If you doubt me, read Daniel Pink’s book “A Whole New Mind: Why Right-Brainers Will Rule the Future”.  Pink lays out a compelling case: because we live in a world of abundance (a plethora of choices, easy access to everything we want), Design starts to really matter.  And good Design is now accessible to everyone because of advancing technology, and rising prosperity.  He points out that Michael Graves has designed libraries, museums, multi-million dollar homes and now, toilet brushes for Target.  The point is that everyone today has an increased sensitivity to, desire for, and access to good design.  And that is not really NEW news.  But as our industry emerges from the downturn and steps up to the plate in this new playing field, we need to catch up. Quickly.

What are the implications for the homebuilding industry?

Today’s savvy homebuyers demand floorplans which are better designed, they respond more deeply to logos which are better designed, they will stay longer on your website if it is more user-friendly(ie better designed), and they want homes with products which are more up to date and reflect their personal lifestyle needs and design preferences (ie better designed).  They also want to visit you in SPACES which are better designed.  That means model homes, sales environments and Design Studios which inspire them to stay and explore and interact with your brand, your products, and your team.

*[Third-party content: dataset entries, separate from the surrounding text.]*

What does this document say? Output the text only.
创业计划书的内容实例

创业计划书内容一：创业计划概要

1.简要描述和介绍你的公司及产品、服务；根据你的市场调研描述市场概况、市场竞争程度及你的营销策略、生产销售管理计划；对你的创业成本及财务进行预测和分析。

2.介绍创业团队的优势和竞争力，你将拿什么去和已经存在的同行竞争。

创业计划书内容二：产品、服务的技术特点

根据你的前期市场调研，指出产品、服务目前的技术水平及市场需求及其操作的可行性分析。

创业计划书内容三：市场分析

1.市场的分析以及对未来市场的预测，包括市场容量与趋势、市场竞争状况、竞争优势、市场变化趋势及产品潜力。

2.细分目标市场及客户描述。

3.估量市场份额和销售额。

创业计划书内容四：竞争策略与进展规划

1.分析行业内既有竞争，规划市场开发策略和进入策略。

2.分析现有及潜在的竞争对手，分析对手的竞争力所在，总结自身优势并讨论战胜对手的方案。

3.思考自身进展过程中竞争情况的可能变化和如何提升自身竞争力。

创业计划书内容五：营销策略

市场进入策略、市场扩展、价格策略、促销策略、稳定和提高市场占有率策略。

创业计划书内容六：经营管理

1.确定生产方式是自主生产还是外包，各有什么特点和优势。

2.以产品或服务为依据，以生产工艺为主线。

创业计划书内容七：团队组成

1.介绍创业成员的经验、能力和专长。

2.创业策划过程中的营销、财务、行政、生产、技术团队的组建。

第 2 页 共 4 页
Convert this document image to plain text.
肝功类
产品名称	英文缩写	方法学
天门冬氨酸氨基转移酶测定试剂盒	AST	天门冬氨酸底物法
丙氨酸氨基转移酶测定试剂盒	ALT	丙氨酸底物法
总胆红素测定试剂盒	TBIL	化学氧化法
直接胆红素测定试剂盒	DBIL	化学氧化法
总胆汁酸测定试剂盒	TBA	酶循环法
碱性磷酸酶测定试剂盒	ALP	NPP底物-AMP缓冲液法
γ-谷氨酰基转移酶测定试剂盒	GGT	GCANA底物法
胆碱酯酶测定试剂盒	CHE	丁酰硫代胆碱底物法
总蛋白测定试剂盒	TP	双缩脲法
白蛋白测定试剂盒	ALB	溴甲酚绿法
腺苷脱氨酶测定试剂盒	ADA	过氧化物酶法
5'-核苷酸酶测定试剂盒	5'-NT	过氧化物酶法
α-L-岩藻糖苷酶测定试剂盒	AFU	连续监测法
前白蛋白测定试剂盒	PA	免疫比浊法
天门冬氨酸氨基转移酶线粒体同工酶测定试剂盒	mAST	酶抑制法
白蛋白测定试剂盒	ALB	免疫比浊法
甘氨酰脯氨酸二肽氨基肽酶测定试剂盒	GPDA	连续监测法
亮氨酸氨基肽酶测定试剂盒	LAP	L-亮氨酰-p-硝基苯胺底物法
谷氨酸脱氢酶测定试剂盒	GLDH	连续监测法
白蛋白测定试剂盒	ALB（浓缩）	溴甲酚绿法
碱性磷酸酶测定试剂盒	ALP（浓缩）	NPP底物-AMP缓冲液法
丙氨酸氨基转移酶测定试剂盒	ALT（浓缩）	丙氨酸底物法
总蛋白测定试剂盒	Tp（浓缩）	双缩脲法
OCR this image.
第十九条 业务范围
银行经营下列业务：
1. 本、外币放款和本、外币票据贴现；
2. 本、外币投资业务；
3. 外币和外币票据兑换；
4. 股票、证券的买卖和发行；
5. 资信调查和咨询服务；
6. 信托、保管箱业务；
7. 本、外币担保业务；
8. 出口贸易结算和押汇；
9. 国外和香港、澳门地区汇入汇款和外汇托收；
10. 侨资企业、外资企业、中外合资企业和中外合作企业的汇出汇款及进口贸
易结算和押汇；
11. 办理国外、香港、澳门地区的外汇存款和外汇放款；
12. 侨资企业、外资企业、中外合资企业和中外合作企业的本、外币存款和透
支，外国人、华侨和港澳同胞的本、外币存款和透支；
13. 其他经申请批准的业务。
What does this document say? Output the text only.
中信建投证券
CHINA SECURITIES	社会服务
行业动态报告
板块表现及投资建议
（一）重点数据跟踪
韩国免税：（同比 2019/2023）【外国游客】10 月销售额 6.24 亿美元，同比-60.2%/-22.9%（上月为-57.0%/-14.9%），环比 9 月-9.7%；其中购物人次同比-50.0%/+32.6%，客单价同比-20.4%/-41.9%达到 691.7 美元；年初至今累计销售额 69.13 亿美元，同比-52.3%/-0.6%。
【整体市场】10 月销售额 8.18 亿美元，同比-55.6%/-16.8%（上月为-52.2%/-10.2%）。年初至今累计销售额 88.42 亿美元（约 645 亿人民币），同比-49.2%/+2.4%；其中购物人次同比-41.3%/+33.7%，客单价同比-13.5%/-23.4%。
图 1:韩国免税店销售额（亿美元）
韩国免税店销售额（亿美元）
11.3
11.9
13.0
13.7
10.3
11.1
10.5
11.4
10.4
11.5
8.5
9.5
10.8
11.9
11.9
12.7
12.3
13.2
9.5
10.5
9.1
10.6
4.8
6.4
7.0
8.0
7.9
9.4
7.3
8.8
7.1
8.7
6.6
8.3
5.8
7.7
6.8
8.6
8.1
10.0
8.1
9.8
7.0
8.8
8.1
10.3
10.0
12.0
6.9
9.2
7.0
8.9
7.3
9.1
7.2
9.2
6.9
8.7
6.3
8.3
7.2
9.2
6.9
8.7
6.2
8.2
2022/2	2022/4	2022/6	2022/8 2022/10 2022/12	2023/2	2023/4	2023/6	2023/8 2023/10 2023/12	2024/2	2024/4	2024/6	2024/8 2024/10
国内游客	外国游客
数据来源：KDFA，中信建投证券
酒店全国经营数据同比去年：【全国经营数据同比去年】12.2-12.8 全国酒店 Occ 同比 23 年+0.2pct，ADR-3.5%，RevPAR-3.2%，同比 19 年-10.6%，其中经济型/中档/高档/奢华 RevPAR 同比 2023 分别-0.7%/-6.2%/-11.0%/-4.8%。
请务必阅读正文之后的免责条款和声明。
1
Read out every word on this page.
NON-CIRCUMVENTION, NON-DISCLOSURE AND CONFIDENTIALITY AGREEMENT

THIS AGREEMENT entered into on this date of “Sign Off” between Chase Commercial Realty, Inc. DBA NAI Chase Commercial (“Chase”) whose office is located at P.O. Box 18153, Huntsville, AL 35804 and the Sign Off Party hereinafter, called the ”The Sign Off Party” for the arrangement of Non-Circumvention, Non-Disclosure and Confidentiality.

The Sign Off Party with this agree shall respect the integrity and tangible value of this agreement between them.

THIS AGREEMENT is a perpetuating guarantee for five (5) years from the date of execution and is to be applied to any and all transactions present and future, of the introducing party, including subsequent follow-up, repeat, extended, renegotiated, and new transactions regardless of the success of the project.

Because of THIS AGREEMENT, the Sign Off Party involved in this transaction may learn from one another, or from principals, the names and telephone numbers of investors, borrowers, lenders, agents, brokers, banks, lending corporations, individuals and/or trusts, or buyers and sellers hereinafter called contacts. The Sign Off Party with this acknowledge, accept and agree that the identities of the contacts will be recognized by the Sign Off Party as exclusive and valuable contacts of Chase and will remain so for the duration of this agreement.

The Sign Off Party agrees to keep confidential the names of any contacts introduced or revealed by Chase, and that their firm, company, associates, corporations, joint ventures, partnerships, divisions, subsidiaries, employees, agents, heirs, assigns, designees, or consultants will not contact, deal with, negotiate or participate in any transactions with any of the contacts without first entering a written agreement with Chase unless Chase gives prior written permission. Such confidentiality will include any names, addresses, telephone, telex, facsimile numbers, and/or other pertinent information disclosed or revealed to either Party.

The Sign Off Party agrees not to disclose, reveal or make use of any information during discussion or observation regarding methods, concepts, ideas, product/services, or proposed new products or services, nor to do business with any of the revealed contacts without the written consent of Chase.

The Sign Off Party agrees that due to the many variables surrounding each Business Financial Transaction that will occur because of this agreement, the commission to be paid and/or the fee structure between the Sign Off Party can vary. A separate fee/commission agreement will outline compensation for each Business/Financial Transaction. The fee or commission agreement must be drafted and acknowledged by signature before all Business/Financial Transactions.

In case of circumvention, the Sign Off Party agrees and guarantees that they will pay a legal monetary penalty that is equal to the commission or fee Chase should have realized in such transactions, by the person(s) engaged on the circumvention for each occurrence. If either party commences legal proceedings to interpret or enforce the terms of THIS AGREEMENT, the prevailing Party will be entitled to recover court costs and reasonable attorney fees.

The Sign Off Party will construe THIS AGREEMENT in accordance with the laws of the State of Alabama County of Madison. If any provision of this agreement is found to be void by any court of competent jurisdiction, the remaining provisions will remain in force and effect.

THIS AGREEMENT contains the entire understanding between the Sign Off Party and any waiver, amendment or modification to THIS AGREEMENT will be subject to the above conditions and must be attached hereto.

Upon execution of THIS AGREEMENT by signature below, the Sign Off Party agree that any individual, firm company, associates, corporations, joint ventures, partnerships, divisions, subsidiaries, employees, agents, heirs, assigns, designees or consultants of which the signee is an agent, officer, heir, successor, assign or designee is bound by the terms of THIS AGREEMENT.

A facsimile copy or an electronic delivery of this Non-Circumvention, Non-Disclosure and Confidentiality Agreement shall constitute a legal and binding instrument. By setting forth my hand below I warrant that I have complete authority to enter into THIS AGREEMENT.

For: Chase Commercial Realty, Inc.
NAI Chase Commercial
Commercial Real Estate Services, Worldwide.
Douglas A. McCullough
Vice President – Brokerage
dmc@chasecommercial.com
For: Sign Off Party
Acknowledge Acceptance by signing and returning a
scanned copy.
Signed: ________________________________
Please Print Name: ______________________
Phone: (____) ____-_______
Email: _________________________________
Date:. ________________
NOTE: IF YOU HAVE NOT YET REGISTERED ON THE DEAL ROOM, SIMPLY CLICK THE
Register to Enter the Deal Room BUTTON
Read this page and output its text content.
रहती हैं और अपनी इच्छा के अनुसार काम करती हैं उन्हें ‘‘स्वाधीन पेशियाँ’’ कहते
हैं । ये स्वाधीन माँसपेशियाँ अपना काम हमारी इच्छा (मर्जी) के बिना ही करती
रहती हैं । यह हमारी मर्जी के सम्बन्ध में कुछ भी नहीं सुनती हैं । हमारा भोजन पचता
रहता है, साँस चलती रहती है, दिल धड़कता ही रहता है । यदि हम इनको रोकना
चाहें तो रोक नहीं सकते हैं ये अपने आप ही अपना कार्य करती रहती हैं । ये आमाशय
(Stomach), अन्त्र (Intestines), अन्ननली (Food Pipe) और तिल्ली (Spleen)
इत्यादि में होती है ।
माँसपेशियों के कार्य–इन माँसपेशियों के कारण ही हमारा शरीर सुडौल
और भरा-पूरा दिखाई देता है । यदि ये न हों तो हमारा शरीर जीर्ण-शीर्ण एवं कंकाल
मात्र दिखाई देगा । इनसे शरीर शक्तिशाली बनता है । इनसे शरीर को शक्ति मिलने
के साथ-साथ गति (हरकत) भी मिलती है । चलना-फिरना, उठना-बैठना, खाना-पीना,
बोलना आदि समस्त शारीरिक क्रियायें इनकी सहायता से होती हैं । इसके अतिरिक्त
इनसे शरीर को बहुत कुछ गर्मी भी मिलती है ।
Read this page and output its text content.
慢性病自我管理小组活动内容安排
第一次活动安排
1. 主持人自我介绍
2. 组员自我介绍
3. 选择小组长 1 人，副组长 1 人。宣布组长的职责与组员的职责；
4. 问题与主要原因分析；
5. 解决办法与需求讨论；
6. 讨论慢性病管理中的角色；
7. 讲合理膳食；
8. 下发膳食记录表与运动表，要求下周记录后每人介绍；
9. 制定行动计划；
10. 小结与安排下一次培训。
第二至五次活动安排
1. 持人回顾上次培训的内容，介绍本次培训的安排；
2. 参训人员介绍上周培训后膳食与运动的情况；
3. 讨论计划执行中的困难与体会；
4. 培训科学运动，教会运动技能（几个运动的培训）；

Author Daniel H. Pink quotes a former Sony chairman as saying “we assume that all products of our competitors have basically the same technology, price, performance, and features. Design is the only thing that differentiates one product from another in the marketplace.”  WOW.  In our industry, many buyers assume that all builders build a more-or-less quality home and these buyers seek to differentiate on the basis of design.

The concept of design can be a fuzzy, mushy, intangible, and sometimes scary one for many homebuilders who still operate as construction companies rather than retailers of the most expensive and emotional purchase of someone’s lifetime. But it doesn’t need to be.  There is lots of strategy behind good design.

It is both an art and a science to come up with a clearly defined, strategic “universe of choice” from which your homebuyers can choose their cabinets, counters, flooring, faucets, lighting, and other home finishing products.  This complicated, but highly worthwhile task, involves analyzing and compiling one set of products to speak to your various target markets, complement your floorplans (possibly consisting of more than one product line), match your brand position in the marketplace, reflect the trends today’s homebuyers are demanding…and ultimately maximize per-home revenue.  Just like any other retailer, you have to sell the right products in your store, and price them right to sell. I PROMISE you that you are leaving money on the table, lots of money, if you are offering essentially the same Design Studio products you offered two years ago.  Product trends move fast, and savvy buyers have access to the latest and greatest, literally, in the palm of their hands.

Once you’ve strategically crafted a comprehensive and defined collection of available products, you need to present them inside of a well-designed retail space.  There was a great article in the September issue of “Metropolis”( www.metropolismag.com) called “Listening to the Food” which profiled emerging restaurant Designers who understand the connections between menu, price, and place.  All of the points could easily be made about Design Studios as well.  A top-notch restaurant achieves harmony through the creation of physical elements to accent the aromas, tastes and textures of the food.  A first-rate Design Studio creates an environment which inspires creativity, increases the perceived value of the available products, facilitates comprehension to speed decision-making, and is the backdrop which enables a world-class customer experience.

The connection of products and place is an inherent part of the design of a SMART Design Studio which will deliver a maximum return on your investment. How would you rate yourself on the “Successful Retailer” scale?  Drawing on cutting edge research from around the world, Dan Pink lays out a compelling argument for why the more subjective, holistic, synthesized reasoning of the right-directed brain is going to become more prominent in the future than the more analytical, process-oriented, linear left-directed thinking.  Are you ready to compete on this level?